I'm terrified for myself, too, since I'm some sort of scientist and I rely on federal research dollars to figure out ways to stop locking up minorities and poor children. Gee, I wonder how that'll work in a "law and order" society. Not well, I imagine.
I think the end result from all of this is that I am again reminded of why I'm in social work. Social work is about resistance. It's about ethical fortitude and social justice. Community-building and unification. It's a values-based discipline that represents and supports the underrepresented and the disenfranchised. And since that's going to be a solid 40% of the country in 6 weeks, it's important that social workers unite to start and lead movements and to prop up those who are most affected.

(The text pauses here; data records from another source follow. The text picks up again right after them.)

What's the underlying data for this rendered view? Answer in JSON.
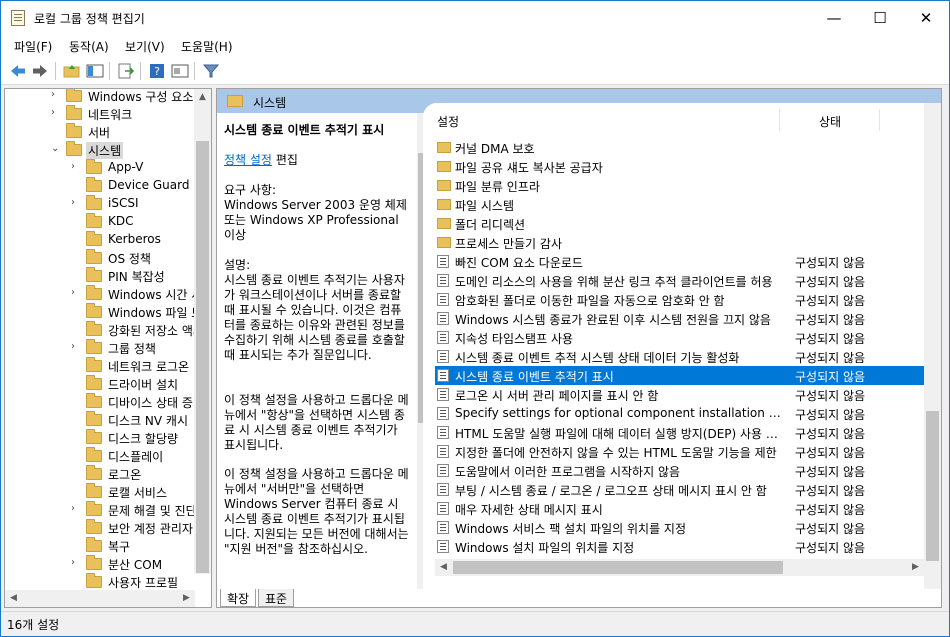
{
  "window": {
    "title": "로컬 그룹 정책 편집기"
  },
  "menu": [
    "파일(F)",
    "동작(A)",
    "보기(V)",
    "도움말(H)"
  ],
  "tree": {
    "items": [
      {
        "label": "Windows 구성 요소",
        "level": 2,
        "expander": "›"
      },
      {
        "label": "네트워크",
        "level": 2,
        "expander": "›"
      },
      {
        "label": "서버",
        "level": 2,
        "expander": ""
      },
      {
        "label": "시스템",
        "level": 2,
        "expander": "⌄",
        "selected": true
      },
      {
        "label": "App-V",
        "level": 3,
        "expander": "›"
      },
      {
        "label": "Device Guard",
        "level": 3,
        "expander": ""
      },
      {
        "label": "iSCSI",
        "level": 3,
        "expander": "›"
      },
      {
        "label": "KDC",
        "level": 3,
        "expander": ""
      },
      {
        "label": "Kerberos",
        "level": 3,
        "expander": ""
      },
      {
        "label": "OS 정책",
        "level": 3,
        "expander": ""
      },
      {
        "label": "PIN 복잡성",
        "level": 3,
        "expander": ""
      },
      {
        "label": "Windows 시간 서비스",
        "level": 3,
        "expander": "›"
      },
      {
        "label": "Windows 파일 보호",
        "level": 3,
        "expander": ""
      },
      {
        "label": "강화된 저장소 액세스",
        "level": 3,
        "expander": ""
      },
      {
        "label": "그룹 정책",
        "level": 3,
        "expander": "›"
      },
      {
        "label": "네트워크 로그온",
        "level": 3,
        "expander": ""
      },
      {
        "label": "드라이버 설치",
        "level": 3,
        "expander": ""
      },
      {
        "label": "디바이스 상태 증명",
        "level": 3,
        "expander": ""
      },
      {
        "label": "디스크 NV 캐시",
        "level": 3,
        "expander": ""
      },
      {
        "label": "디스크 할당량",
        "level": 3,
        "expander": ""
      },
      {
        "label": "디스플레이",
        "level": 3,
        "expander": ""
      },
      {
        "label": "로그온",
        "level": 3,
        "expander": ""
      },
      {
        "label": "로캘 서비스",
        "level": 3,
        "expander": ""
      },
      {
        "label": "문제 해결 및 진단",
        "level": 3,
        "expander": "›"
      },
      {
        "label": "보안 계정 관리자",
        "level": 3,
        "expander": ""
      },
      {
        "label": "복구",
        "level": 3,
        "expander": ""
      },
      {
        "label": "분산 COM",
        "level": 3,
        "expander": "›"
      },
      {
        "label": "사용자 프로필",
        "level": 3,
        "expander": ""
      }
    ]
  },
  "header": {
    "title": "시스템"
  },
  "description": {
    "title": "시스템 종료 이벤트 추적기 표시",
    "policy_link": "정책 설정",
    "edit_label": "편집",
    "requirements_label": "요구 사항:",
    "requirements": "Windows Server 2003 운영 체제 또는 Windows XP Professional 이상",
    "desc_label": "설명:",
    "desc_1": "시스템 종료 이벤트 추적기는 사용자가 워크스테이션이나 서버를 종료할 때 표시될 수 있습니다.  이것은 컴퓨터를 종료하는 이유와 관련된 정보를 수집하기 위해 시스템 종료를 호출할 때 표시되는 추가 질문입니다.",
    "desc_2": "이 정책 설정을 사용하고 드롭다운 메뉴에서 \"항상\"을 선택하면 시스템 종료 시 시스템 종료 이벤트 추적기가 표시됩니다.",
    "desc_3": "이 정책 설정을 사용하고 드롭다운 메뉴에서 \"서버만\"을 선택하면 Windows Server 컴퓨터 종료 시 시스템 종료 이벤트 추적기가 표시됩니다. 지원되는 모든 버전에 대해서는 \"지원 버전\"을 참조하십시오."
  },
  "list": {
    "col_setting": "설정",
    "col_state": "상태",
    "rows": [
      {
        "name": "커널 DMA 보호",
        "state": "",
        "kind": "folder"
      },
      {
        "name": "파일 공유 섀도 복사본 공급자",
        "state": "",
        "kind": "folder"
      },
      {
        "name": "파일 분류 인프라",
        "state": "",
        "kind": "folder"
      },
      {
        "name": "파일 시스템",
        "state": "",
        "kind": "folder"
      },
      {
        "name": "폴더 리디렉션",
        "state": "",
        "kind": "folder"
      },
      {
        "name": "프로세스 만들기 감사",
        "state": "",
        "kind": "folder"
      },
      {
        "name": "빠진 COM 요소 다운로드",
        "state": "구성되지 않음",
        "kind": "setting"
      },
      {
        "name": "도메인 리소스의 사용을 위해 분산 링크 추적 클라이언트를 허용",
        "state": "구성되지 않음",
        "kind": "setting"
      },
      {
        "name": "암호화된 폴더로 이동한 파일을 자동으로 암호화 안 함",
        "state": "구성되지 않음",
        "kind": "setting"
      },
      {
        "name": "Windows 시스템 종료가 완료된 이후 시스템 전원을 끄지 않음",
        "state": "구성되지 않음",
        "kind": "setting"
      },
      {
        "name": "지속성 타임스탬프 사용",
        "state": "구성되지 않음",
        "kind": "setting"
      },
      {
        "name": "시스템 종료 이벤트 추적 시스템 상태 데이터 기능 활성화",
        "state": "구성되지 않음",
        "kind": "setting"
      },
      {
        "name": "시스템 종료 이벤트 추적기 표시",
        "state": "구성되지 않음",
        "kind": "setting",
        "selected": true
      },
      {
        "name": "로그온 시 서버 관리 페이지를 표시 안 함",
        "state": "구성되지 않음",
        "kind": "setting"
      },
      {
        "name": "Specify settings for optional component installation and component repair",
        "state": "구성되지 않음",
        "kind": "setting"
      },
      {
        "name": "HTML 도움말 실행 파일에 대해 데이터 실행 방지(DEP) 사용 안 함",
        "state": "구성되지 않음",
        "kind": "setting"
      },
      {
        "name": "지정한 폴더에 안전하지 않을 수 있는 HTML 도움말 기능을 제한",
        "state": "구성되지 않음",
        "kind": "setting"
      },
      {
        "name": "도움말에서 이러한 프로그램을 시작하지 않음",
        "state": "구성되지 않음",
        "kind": "setting"
      },
      {
        "name": "부팅 / 시스템 종료 / 로그온 / 로그오프 상태 메시지 표시 안 함",
        "state": "구성되지 않음",
        "kind": "setting"
      },
      {
        "name": "매우 자세한 상태 메시지 표시",
        "state": "구성되지 않음",
        "kind": "setting"
      },
      {
        "name": "Windows 서비스 팩 설치 파일의 위치를 지정",
        "state": "구성되지 않음",
        "kind": "setting"
      },
      {
        "name": "Windows 설치 파일의 위치를 지정",
        "state": "구성되지 않음",
        "kind": "setting"
      }
    ]
  },
  "tabs": [
    "확장",
    "표준"
  ],
  "status": {
    "text": "16개 설정"
  },
  "colors": {
    "selection": "#0078d7",
    "header": "#a9c7e8",
    "folder": "#e8c15a"
  }
}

As a kid, I was rebellious and angry and I wanted to "fight the system," although, you know, I was 14 and couldn't clearly explicate what "the system" was or why it made me angry. But, I knew some people were not treated fairly. Some people had it harder than others, some were not treated as people at all, and that there were structural reasons for this was inherently wrong.. I had it ok in some ways, hard in others, but I knew I had to help people with whatever privilege I was given or earned. What good is being human if not to help other humans? To leave the world in a better place than it was provided? It's what brought me to social work, which I'm now convinced is the progenitor of punk rock. Exposing power structures, DIYing the hell out of everything, breaking down barriers and forming a community of inclusion. On top of it, we will kick in your door and save your children from whatever horrific shit you're doing to them. We will save you from yourself.

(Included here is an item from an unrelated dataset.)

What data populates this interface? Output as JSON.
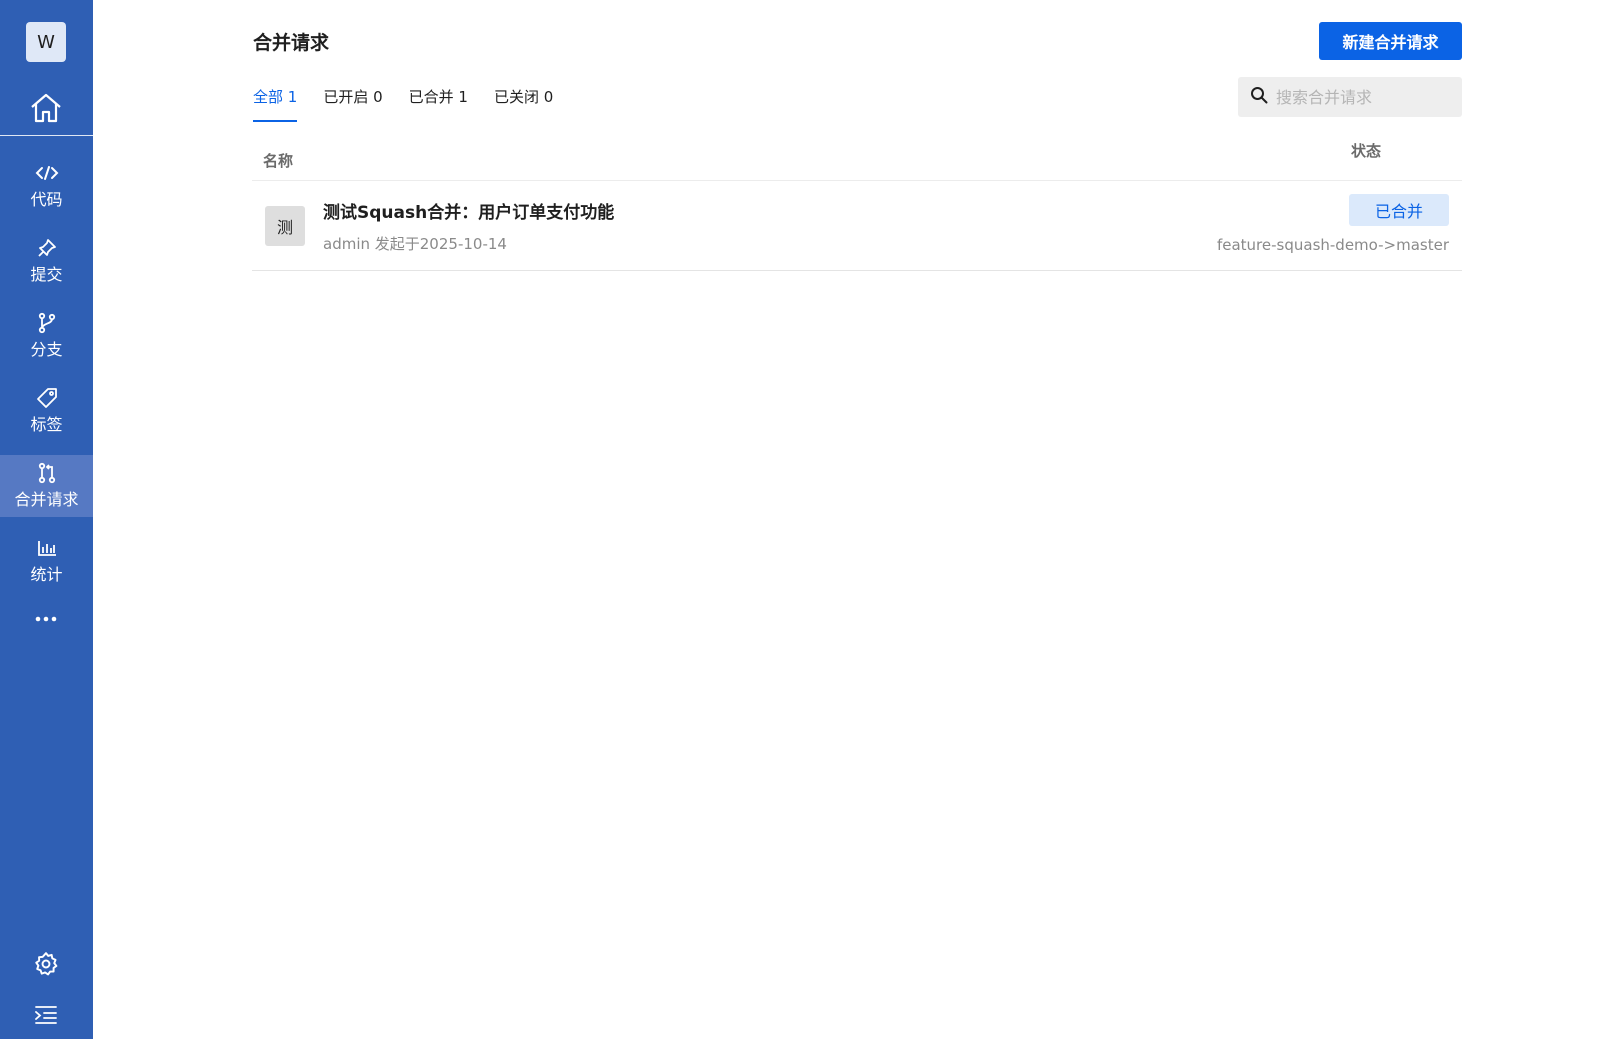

This new leadership feels like it's going to bleed into every aspect of life I've ever taken for granted as "normal." We became complacent, assuming the world was progressing slowly, but surely. That's now in jeopardy. We will see new barriers, new oppression, new dangers to people's lives, in addition to a resurgence of the old ones.
It's time that we Jane Addams the fuck out of this country. It's time we kick complacency in the shins, unite, and undo the wrongs we see around us.
We can laugh about 2016 being a dumpster fire or whatever, but I'm putting it out here now that 2017 is on notice. It's time we secure the good for all of us. And if 2017 pulls any of the bullshit we've seen this year, we're going to have to fuck it up.